Introduction
Troubleshooting issues in an Auto Scaling environment is not always easy. This is especially true when instances are terminated before anyone can log in and inspect them. The challenge becomes even bigger when those instances run in private subnets and do not allow SSH access.
In this troubleshooting-focused blog, we walk through a real-world scenario where a new application deployment caused EC2 instances to fail Application Load Balancer (ALB) health checks. As a result, Auto Scaling kept replacing instances in a loop. More importantly, this article explains how to troubleshoot the issue quickly and safely, without changing the overall architecture.
Environment Overview
Before looking at the problem, it helps to understand the environment:
- A CMS application running on Amazon EC2
- EC2 instances managed by an Auto Scaling group
- Instances placed in private subnets
- An Application Load Balancer deployed in public subnets
- AWS Systems Manager Session Manager used for access
- Application logs sent to Amazon CloudWatch Logs
This setup follows common AWS best practices for security, scalability, and operations.
Problem Description
After deploying a new version of the CMS application, the team noticed unusual behavior:
- New EC2 instances launched successfully
- ALB health checks started failing soon after launch
- The ALB marked the instances as unhealthy
- Auto Scaling terminated and replaced those instances
- The same pattern repeated again and again
At first glance, everything appeared to work as designed. Auto Scaling replaced unhealthy instances, and the ALB protected users from bad targets. However, the application never reached a stable state.
CloudWatch Logs showed that the application started, but they did not show a clear error that explained the health check failures.
Why Troubleshooting Was Difficult
Several basic checks were performed first. For example, the team reviewed application logs, verified health check settings, and confirmed security group rules. However, none of these steps revealed the real issue.
The main problem was timing.
Auto Scaling terminated the unhealthy instances too quickly.
Because of this, there was no chance to:
- Log in to the instance
- Check whether the application was listening on the correct port
- Test the health check endpoint locally
- Review configuration files and environment variables
As a result, traditional troubleshooting methods were not enough.
Key Troubleshooting Insight
When Auto Scaling replaces instances too fast, adding more logs or redeploying the application often does not help. Instead, the focus should be on keeping the failing instance alive long enough to inspect it.
Therefore, the main goal became clear:
Temporarily stop Auto Scaling from terminating unhealthy instances, while still protecting production traffic.
Step-by-Step Troubleshooting Approach
Step 1: Suspend Instance Termination
The first step was to suspend the Terminate process in the Auto Scaling group.
As a result:
- Auto Scaling continued launching instances
- The ALB continued running health checks
- Unhealthy instances were no longer terminated automatically
This created a safe window for troubleshooting. In addition, the ALB still routed traffic only to healthy targets, so users were not affected.

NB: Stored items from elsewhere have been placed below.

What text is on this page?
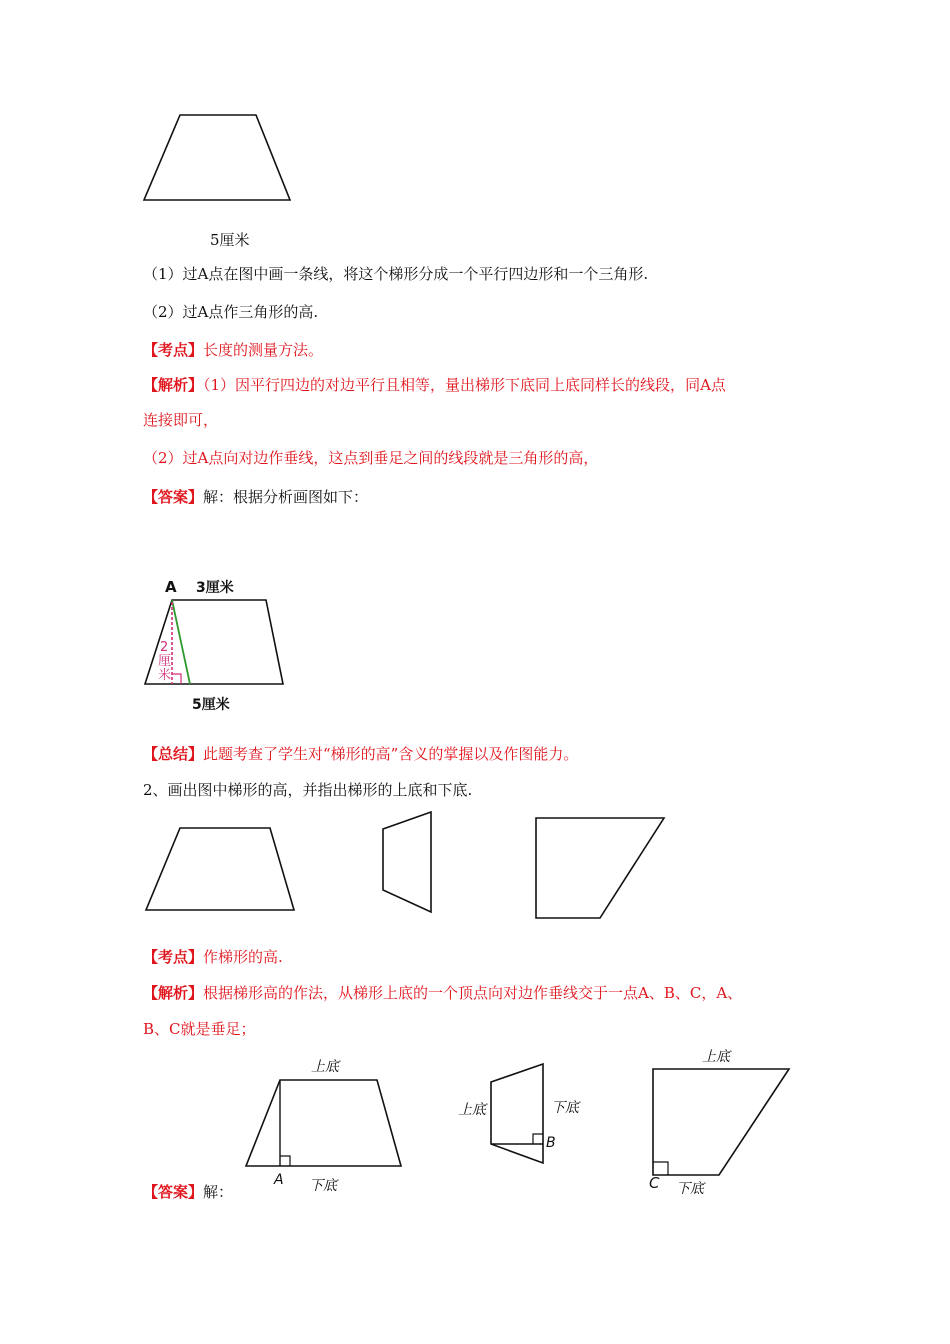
5厘米
（1）过A点在图中画一条线，将这个梯形分成一个平行四边形和一个三角形.
（2）过A点作三角形的高.
【考点】长度的测量方法。
【解析】（1）因平行四边的对边平行且相等，量出梯形下底同上底同样长的线段，同A点
连接即可，
（2）过A点向对边作垂线，这点到垂足之间的线段就是三角形的高，
【答案】解：根据分析画图如下：
A 3厘米
2
厘
米
5厘米
【总结】此题考查了学生对“梯形的高”含义的掌握以及作图能力。
2、画出图中梯形的高，并指出梯形的上底和下底.
【考点】作梯形的高.
【解析】根据梯形高的作法，从梯形上底的一个顶点向对边作垂线交于一点A、B、C，A、
B、C就是垂足；
上底
A 下底
上底	下底
B
上底
C 下底
【答案】解：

Step 2: Log In Using Session Manager
Next, the team logged in to one of the unhealthy instances using AWS Systems Manager Session Manager.
This worked well because:
- The instance was in a private subnet
- No SSH access or bastion host was required
- Access was controlled using IAM permissions
Now, troubleshooting could happen directly on the instance that failed the health checks.
Step 3: Check Application and Health Endpoints
Once logged in, the team performed several direct checks:
- Confirmed that the application process was running
- Verified the application was listening on the expected port
- Tested the ALB health check endpoint locally
- Reviewed startup logs and configuration files
- Checked environment variables and external dependencies
For example, testing the health endpoint locally quickly showed how the application responded during startup.
Root Cause and Fix
The investigation revealed a mismatch between the new application version and the ALB health check behavior. Specifically:
- The application needed more time to start, or
- The health check endpoint returned a non-200 response during initialization
After updating the application configuration and redeploying:
- New instances passed ALB health checks
- Targets moved to a healthy state
- Traffic flowed normally
Cleanup and Validation
After confirming the fix, the final steps were simple:
- Re-enable the Auto Scaling
Terminateprocess - Monitor instance health and scaling events
- Confirm the application remained stable under normal load
As a result, the environment returned to normal operation.
Key Takeaways
- ALB health check failures can be hard to debug in Auto Scaling environments
- Logs alone do not always show the full picture
- Keeping a failing instance alive is often the fastest way to find the root cause
- Suspending Auto Scaling termination is a safe and effective troubleshooting technique
Conclusion
Modern cloud environments move fast, and so do their failure modes. When Auto Scaling removes instances before you can inspect them, troubleshooting becomes frustrating.
However, by temporarily suspending instance termination and using AWS Systems Manager Session Manager, engineers can gain direct access to failing instances and resolve issues faster. This approach keeps production traffic safe while giving teams the visibility they need to fix problems with confidence.
This technique is a valuable troubleshooting skill for any architect or engineer working with Application Load Balancers and Auto Scaling on AWS.